Sr. Suzanne took the promotora program established by Sr. Mary Alice and used the promotoras’ feedback to develop new programs. She also streamlined Holy Cross Ministries’ administration, which had been structured more like a hospital’s, and began to develop other funding sources besides the endowment set up by the sisters.
With Sr. Kathleen Moroney, who founded the agency’s Legal Immigration Program in 2000, Sr. Suzanne applied for and received a federal grant to serve undocumented people who are being abused and are willing to report the abuse, qualifying them for a visa that will allow them to reside legally in the United States.

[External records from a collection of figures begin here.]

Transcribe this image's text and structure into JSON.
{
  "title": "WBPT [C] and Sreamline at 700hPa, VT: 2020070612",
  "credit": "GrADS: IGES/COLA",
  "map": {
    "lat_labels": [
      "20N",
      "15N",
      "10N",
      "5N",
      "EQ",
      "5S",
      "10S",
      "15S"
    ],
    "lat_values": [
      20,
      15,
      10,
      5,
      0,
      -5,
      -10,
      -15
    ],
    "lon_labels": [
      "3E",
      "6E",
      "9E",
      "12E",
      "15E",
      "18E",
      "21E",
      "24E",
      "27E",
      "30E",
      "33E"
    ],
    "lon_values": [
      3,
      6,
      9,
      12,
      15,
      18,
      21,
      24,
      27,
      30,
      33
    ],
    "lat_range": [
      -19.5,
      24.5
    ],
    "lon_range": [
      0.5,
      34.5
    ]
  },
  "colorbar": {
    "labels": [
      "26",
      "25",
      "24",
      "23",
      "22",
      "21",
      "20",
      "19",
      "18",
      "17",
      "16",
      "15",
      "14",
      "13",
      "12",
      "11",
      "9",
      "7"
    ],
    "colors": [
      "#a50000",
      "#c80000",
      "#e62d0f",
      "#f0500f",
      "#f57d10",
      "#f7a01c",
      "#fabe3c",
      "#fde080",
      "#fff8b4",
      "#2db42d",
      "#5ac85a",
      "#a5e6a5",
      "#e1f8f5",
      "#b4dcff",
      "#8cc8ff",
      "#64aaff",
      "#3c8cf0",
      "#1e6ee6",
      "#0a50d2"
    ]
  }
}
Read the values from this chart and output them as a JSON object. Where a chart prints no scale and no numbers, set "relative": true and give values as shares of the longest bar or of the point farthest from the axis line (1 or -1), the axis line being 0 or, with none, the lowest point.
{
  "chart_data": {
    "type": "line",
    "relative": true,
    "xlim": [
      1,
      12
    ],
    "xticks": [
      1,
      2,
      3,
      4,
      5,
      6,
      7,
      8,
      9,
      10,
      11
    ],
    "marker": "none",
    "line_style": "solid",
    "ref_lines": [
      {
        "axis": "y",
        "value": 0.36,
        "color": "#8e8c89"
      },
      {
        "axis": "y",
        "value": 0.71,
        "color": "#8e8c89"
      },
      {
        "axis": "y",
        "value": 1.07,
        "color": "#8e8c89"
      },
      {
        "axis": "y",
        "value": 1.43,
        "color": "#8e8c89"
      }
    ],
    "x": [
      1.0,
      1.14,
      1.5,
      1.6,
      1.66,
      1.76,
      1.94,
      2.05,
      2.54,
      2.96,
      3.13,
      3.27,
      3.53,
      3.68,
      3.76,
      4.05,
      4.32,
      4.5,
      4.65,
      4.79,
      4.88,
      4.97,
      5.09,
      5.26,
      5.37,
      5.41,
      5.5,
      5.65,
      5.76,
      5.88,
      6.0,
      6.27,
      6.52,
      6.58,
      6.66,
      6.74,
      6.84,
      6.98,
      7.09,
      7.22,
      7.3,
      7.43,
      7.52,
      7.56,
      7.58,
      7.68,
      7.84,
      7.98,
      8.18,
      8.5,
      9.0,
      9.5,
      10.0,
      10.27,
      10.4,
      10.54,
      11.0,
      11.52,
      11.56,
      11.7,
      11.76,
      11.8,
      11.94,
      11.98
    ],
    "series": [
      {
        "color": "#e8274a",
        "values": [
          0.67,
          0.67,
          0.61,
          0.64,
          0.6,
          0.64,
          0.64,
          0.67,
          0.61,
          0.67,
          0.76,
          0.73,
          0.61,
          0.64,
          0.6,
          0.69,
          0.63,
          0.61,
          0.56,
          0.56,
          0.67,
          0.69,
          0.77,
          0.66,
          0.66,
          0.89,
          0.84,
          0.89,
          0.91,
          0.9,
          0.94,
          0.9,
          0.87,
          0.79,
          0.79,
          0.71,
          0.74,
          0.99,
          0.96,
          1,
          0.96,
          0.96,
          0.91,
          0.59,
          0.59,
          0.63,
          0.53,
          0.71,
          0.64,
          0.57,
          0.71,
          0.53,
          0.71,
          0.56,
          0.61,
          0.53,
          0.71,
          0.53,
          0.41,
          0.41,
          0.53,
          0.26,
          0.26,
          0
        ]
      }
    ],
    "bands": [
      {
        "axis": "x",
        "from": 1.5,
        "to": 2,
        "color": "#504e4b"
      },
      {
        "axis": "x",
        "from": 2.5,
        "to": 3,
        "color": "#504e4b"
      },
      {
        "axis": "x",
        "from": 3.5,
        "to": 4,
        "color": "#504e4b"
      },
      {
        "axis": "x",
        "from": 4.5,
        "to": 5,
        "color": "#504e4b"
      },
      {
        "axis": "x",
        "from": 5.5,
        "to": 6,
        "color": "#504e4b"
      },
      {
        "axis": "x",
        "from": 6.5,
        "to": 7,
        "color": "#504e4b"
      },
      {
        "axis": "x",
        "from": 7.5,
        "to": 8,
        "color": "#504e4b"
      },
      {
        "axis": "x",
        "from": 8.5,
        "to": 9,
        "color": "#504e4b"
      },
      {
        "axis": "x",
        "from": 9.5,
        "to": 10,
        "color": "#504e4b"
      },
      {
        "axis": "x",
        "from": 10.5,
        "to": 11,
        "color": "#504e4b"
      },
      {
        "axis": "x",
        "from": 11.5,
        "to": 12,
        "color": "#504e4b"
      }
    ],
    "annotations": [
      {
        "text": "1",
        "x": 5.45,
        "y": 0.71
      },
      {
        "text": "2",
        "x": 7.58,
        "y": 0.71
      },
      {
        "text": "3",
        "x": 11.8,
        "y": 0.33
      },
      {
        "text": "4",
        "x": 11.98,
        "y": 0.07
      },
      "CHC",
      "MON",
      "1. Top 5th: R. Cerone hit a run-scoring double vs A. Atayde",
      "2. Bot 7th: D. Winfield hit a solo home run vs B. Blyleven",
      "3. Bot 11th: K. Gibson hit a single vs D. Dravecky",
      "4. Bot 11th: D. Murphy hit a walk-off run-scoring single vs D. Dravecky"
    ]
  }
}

Responding to a need for affordable childcare in Summit County, in 2015 Sr. Suzanne worked with several community partners to develop PC Tots extended day, early learning center and later PC Tots II. Seeing a need for health care for the uninsured among the Latino population, she helped found People’s Health Clinic. She also provided training for Holy Cross Ministries staffers to develop their jobs, and to “see it in the context of mission,” Sr. Mary Ann said.
In 2014, Sr. Suzanne left Holy Cross Ministries when she was called to be general treasurer of the Congregation of the Sisters of the Holy Cross.
“These are amazing women with an amazing charism, really feminists before their time,” said current HCM Executive Director Emmie Gardner of the sisters who built Holy Cross Ministries. “We are honored to carry that legacy forward in the absence of growing sisters. Maybe there aren’t people joining the religious orders anymore, but maybe there are a whole bunch of [us] people … that resonate with the mission of the Sisters of the Holy Cross, to partner with religious to continue that legacy into the future.”
As it moves into the future, Holy Cross Ministries is putting together a strategic plan to expand its ministries including developing some new programs in the Salt Lake Valley.
“In the last five or 10 years the need has even grown more because of the current political climate and attitude towards immigrants and refugees,” Gardner said. “All the more there need to be organizations like Holy Cross Ministries who really are willing to lean in and be that advocate for people who through no fault of their own are being demonized and villainized when they are just trying to make a better life for their families.”
Holy Cross Ministries will celebrate its 25th anniversary this spring: the form that celebration will take is still being explored based on the evolving COVID-19 situation. Details will be forthcoming on the organization’s website and social media channels.